NEW YORK (CBSNewYork) -- It started with a Facebook post complaining about dangerous gaps between the platform and the train at the Times Square shuttle.

After CBS2 Political Reporter Marcia Kramer started demanding answers, she discovered something quite unexpected.

Don was hit by a truck, had his Achilles tendon severed, and his left leg crushed. Getting himself over the gap is difficult.

He waits for the shuttle with more than a little bit of trepidation. The caps between the platform and the subway car terrify him.

"Usually somebody has to help me because I can't step," he said.

It's not only people with disabilities or canes or walker. It's mothers with strollers, tourists with luggage, the elderly, and every day commuters.

"It's dangerous. I got to just watch my step, pick my bag up, and just be careful," Ed Nelson said.

The gap has existed for a jaw dropping 100 years. The platform curves at odd angles because officials say it was first built as a tunnel, not a subway station, and even though there are plenty of warnings.

"The warnings, that doesn't matter with the warnings, doesn't mean anything too wide. Just yesterday I had to help a lady," LaMart Applewhite said.

CBS2's Kramer started investigating the gaps after a Facebook post lamenting the difficulty experienced by commuters.

The transit authority's new president Andy Byford has made station accessibility a top priority. He's developed a $275-million plan to fix the shuttle and say goodbye the gaps for good.
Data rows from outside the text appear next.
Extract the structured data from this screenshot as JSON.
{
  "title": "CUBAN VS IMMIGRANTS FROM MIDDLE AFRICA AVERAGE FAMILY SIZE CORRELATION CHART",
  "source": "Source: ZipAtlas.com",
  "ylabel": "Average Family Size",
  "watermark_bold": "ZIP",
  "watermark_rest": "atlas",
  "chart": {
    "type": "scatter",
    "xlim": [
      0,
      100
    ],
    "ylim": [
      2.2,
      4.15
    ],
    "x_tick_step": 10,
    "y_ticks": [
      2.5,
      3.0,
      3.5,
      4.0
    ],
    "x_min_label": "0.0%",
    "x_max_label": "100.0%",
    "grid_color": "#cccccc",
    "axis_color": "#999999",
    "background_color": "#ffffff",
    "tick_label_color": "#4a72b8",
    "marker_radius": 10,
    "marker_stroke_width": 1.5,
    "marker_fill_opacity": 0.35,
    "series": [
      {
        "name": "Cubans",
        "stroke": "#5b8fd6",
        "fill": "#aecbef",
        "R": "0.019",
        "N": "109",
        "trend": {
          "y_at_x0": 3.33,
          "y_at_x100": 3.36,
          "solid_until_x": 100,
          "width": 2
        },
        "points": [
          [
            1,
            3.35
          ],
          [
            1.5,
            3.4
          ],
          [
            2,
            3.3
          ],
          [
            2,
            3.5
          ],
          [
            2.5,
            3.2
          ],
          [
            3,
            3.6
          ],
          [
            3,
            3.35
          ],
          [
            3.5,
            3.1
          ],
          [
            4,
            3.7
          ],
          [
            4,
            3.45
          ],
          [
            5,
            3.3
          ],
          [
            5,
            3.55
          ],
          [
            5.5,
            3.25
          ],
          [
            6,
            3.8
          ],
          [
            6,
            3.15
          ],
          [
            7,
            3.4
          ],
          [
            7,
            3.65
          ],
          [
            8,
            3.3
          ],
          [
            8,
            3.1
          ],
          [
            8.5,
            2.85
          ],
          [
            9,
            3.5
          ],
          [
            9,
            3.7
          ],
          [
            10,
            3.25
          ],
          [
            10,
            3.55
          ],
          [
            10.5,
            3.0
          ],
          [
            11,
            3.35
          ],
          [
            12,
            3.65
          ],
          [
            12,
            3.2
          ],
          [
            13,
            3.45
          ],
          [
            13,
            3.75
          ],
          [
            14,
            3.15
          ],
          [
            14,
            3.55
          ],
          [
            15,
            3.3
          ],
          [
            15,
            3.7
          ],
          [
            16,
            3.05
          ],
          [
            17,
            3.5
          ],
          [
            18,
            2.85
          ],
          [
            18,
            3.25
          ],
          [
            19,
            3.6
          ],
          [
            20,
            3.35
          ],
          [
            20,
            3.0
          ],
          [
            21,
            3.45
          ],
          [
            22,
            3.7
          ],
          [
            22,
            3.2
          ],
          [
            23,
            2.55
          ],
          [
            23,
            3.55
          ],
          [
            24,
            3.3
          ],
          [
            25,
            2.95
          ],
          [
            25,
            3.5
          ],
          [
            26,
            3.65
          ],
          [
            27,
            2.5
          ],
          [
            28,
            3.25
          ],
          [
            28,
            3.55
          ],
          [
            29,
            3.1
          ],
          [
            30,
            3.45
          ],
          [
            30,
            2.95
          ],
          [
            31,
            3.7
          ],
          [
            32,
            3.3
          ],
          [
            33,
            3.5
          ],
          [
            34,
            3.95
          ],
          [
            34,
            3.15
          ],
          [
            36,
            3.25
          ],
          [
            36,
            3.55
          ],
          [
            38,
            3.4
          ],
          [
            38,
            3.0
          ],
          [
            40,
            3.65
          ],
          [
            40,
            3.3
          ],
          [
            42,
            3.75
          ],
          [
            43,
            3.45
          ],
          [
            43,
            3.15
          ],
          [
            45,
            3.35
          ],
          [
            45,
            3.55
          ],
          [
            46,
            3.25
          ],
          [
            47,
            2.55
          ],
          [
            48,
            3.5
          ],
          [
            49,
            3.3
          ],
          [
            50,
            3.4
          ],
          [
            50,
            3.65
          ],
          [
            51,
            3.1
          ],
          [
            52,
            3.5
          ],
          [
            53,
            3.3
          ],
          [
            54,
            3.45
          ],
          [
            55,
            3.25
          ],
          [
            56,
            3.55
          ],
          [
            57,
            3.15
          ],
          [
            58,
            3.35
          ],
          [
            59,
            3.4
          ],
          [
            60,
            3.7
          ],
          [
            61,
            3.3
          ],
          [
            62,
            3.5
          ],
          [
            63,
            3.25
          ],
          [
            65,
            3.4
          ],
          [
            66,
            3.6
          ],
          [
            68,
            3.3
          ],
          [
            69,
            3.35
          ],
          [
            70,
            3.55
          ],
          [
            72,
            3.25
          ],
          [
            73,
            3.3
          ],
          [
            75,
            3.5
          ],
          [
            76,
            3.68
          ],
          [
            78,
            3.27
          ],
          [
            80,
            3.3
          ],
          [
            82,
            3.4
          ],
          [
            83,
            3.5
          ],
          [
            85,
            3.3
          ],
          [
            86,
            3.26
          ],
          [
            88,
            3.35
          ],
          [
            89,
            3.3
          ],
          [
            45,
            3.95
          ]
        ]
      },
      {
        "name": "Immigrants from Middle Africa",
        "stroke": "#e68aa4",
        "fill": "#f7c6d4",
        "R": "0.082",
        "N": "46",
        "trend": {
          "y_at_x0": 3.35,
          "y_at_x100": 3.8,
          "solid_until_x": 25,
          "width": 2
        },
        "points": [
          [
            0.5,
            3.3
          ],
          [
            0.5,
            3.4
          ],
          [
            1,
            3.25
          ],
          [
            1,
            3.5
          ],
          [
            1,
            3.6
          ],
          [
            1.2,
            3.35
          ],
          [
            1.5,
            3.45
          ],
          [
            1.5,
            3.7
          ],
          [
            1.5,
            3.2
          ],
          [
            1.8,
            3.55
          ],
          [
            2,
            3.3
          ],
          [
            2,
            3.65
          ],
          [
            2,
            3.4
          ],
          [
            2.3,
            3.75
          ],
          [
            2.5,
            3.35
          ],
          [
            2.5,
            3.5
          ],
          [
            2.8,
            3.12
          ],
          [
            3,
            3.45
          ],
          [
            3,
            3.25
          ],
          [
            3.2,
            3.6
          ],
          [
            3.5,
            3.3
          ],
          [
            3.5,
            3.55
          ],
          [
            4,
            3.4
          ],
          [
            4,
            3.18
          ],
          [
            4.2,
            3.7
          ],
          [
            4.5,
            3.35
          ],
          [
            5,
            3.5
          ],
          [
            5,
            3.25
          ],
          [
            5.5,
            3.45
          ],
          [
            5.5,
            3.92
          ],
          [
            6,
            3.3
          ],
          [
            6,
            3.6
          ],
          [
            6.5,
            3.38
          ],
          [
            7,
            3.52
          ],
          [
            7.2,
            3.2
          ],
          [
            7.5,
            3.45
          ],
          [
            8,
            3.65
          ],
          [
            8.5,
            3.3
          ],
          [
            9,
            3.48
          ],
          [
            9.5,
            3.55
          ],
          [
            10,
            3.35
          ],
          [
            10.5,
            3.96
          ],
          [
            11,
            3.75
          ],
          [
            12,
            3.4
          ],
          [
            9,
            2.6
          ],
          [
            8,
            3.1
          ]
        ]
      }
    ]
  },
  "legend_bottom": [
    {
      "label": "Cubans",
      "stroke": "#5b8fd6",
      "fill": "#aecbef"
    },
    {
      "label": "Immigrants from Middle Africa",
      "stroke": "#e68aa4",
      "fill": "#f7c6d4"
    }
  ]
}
"It will take time to do," he said. "They'll get started at the end of the year. It will take until 2021, to actually rectify the gaps, because what we're doing is straightening the platform."

Byford rides the trains daily. He recently took the shuttle and feels the commuters' pain.

"I stepped carefully," he said.

When the project is complete, the MTA will be able to add more cars to the shuttle, going from four to six.

The transit authority president said he's embarking on a $1-billion project to make 19 more stations accessible to people with disabilities. Currently 118 of the system's 472 stations are fully accessible.